Member of the Legislative Assembly of Manitoba for Pembina
- In office June 25, 1969 – October 11, 1977
- Preceded by: Carolyne Morrison
- Succeeded by: Donald Orchard

Personal details
- Born: March 18, 1916 Homewood, Manitoba, Canada
- Died: June 4, 2008 (aged 92) Manitou, Manitoba, Canada
- Party: Progressive Conservative Party of Manitoba
- Occupation: real estate agent

= George Henderson (Manitoba politician) =

Canadian politician

George Lindsay Henderson (March 18, 1916 – June 4, 2008) was a politician in Manitoba, Canada. He was a Progressive Conservative member of the Legislative Assembly of Manitoba from 1969 to 1977.

Henderson was educated in the Manitoba school system, and worked as a farmer and real-estate agent. He also served as Mayor of Manitou, Manitoba, and was a President of Manitoba Co-operative.

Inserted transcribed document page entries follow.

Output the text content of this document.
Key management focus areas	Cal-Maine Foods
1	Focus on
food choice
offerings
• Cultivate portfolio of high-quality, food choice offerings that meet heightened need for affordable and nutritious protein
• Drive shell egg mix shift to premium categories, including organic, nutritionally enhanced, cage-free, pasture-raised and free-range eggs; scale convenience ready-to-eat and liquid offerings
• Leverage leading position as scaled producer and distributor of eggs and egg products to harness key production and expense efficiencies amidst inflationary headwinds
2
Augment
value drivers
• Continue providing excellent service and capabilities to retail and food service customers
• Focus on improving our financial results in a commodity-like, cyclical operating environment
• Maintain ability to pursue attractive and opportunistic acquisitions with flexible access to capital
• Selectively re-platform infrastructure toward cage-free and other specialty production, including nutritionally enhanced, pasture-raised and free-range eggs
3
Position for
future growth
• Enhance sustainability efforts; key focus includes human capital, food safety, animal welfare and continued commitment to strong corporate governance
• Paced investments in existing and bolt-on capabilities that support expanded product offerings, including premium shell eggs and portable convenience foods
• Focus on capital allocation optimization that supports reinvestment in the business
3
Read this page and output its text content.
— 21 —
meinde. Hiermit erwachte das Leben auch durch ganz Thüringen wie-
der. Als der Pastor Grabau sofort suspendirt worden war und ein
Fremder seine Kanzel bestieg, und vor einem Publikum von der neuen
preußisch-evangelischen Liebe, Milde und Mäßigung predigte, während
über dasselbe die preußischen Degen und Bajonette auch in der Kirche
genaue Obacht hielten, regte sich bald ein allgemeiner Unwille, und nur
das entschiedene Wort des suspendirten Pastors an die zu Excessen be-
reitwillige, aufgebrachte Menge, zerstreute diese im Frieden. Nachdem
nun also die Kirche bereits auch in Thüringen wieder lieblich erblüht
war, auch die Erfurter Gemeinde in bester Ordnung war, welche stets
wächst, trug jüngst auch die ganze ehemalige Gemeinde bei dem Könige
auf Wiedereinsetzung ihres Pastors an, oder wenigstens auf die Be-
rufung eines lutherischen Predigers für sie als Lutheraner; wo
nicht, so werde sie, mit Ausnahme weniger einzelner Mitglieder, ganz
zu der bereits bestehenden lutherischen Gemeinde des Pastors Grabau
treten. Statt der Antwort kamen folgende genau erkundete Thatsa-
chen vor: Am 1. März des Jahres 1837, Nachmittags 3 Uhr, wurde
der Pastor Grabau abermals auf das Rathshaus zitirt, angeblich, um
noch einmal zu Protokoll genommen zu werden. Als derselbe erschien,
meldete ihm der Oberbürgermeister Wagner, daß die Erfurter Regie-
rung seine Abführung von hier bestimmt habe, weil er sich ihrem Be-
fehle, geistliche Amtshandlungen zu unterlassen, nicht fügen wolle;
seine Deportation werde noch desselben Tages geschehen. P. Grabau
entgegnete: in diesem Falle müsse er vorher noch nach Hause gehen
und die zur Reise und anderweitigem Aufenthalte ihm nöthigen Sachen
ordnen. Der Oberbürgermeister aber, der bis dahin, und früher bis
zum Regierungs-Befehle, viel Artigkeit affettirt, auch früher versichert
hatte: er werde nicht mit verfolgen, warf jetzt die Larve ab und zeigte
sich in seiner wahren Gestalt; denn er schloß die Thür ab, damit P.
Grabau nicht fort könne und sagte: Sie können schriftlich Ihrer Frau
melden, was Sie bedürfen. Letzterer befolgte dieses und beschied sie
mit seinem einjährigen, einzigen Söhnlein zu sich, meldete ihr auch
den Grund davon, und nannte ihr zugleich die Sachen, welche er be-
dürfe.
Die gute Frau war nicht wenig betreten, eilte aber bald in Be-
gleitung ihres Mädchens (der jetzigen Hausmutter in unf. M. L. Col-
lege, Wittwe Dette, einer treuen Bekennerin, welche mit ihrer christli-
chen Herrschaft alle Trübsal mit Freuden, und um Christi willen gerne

He was first elected to the Manitoba legislature in the 1969 election, defeating Liberal Kenneth Draper by 1008 votes in the rural, southern riding of Pembina. He was re-elected by a much greater margin in the 1973 election, as Liberal support declined in rural areas. The NDP were in government during this period, and Henderson was an opposition MLA throughout his time in the legislature. He did not seek re-election in 1977.